When you start any business, financing can be one of the trickiest aspects to come up with! There are several options however, and any one of these could work for running your consulting business.
One of the most important things though, whether you are looking for startup or expansion capital, is to make sure you know exactly how much you need.
Statistically, many new businesses fail because the entrepreneurs involved over estimate profits, and underestimate funding requirements. That is not to say that you should inflate your budget, but you should spend a considerable amount of time figuring out just how much you will need to get started, and keep going!
There are two main categories of funding:
1. Debt financing
Debt financing means you make a loan, with a fixed repayment period and installment, from a financial institution or, in some cases, a private individual.
There are some government sponsored or semi private organizations, such as the US Small Business Administration that offer viable small businesses debt financing in the form of business loans, with lower interest rates, which make them an attractive proposition.
Be warned however – debt financing is notoriously difficult to obtain, and lenders are extremely risk averse. You really need to have your ducks in a row before you try this route!
There are benefits to this type of financing however, if you are able to obtain it. Most notably, since the transaction is a loan, which must be repaid, you do not lose any ownership or control, as you would in the case of equity finance as discussed below.
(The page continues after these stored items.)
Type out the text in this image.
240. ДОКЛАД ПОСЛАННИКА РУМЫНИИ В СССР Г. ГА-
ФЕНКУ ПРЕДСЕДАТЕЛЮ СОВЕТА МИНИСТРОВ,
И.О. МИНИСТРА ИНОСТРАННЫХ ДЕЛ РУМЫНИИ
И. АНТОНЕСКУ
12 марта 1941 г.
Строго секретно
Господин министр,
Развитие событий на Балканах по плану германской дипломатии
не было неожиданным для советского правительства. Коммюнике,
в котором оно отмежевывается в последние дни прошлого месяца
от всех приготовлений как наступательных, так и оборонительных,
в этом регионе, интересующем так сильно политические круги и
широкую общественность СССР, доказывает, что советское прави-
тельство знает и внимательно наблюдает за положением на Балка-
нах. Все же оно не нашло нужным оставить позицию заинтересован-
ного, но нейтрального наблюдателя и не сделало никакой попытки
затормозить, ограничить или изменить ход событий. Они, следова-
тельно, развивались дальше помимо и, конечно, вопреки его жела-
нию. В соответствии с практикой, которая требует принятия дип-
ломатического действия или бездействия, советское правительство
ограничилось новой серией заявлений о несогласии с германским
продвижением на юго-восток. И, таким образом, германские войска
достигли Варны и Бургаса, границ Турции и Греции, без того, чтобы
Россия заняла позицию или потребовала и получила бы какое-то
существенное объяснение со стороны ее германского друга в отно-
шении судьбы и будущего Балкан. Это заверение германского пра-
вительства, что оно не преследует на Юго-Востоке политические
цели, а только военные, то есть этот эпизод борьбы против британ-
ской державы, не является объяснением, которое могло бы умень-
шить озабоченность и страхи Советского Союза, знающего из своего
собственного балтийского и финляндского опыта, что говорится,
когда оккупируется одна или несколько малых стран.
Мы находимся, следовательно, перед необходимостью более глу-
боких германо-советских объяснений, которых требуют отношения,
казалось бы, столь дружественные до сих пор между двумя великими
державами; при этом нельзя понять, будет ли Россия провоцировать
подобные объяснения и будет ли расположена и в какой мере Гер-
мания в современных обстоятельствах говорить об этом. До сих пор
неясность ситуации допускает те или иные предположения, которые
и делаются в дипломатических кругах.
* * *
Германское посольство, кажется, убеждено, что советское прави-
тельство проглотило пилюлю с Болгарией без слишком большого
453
Therefore, while debt finance may be difficult to come by, and more costly in the short term, one day, when you have a successful business, it is completely yours.
2. Equity finance
Equity finance is based on providing a financier, or investor, with a share in the company in return for their investment.
It can entail giving away a large chunk of your business to an individual or consortium, but it has the benefit of being non-repayable, so your monthly expenses will not include servicing a loan.
While some entrepreneurs may shy away from this type of finance, wanting to maintain control and ownership of the entire business, it is always good to ask yourself whether you would rather have 100% of nothing, or a large percentage of a successful business.
Equity finance deals can conclude any one of a number of ways. Either your consulting business can be sold, with the profit from the sale being split according to ownership between yourself and the investor, or the company can list on a stock exchange, again, with the proceeds split proportionately.
Another option is to buy out the investor at the end of a prescribed period, for the percentage of the market value of the company at that time. This is attractive, because it means that at the end of that period, you regain ownership and control of your whole consulting firm.
Equity financiers generally have a higher appetite for risk than their debt finance counterparts, and may invest in businesses that cannot obtain debt finance.
They do however sometimes take a hands on role in the companies they invest in, which may be a negative point, although, if they are experienced, they may become valued mentors.
Ultimately, while you may have preferences as to which type of finance you would like to opt for, it will depend on the decision makers in the commercial finance institutions, or the investors themselves, which type of finance you can obtain, if any.
What you can do is spend as much time as possible on your consulting business plan, and approach these investors armed with a watertight, well thought our document, for a business that they would want to invest in.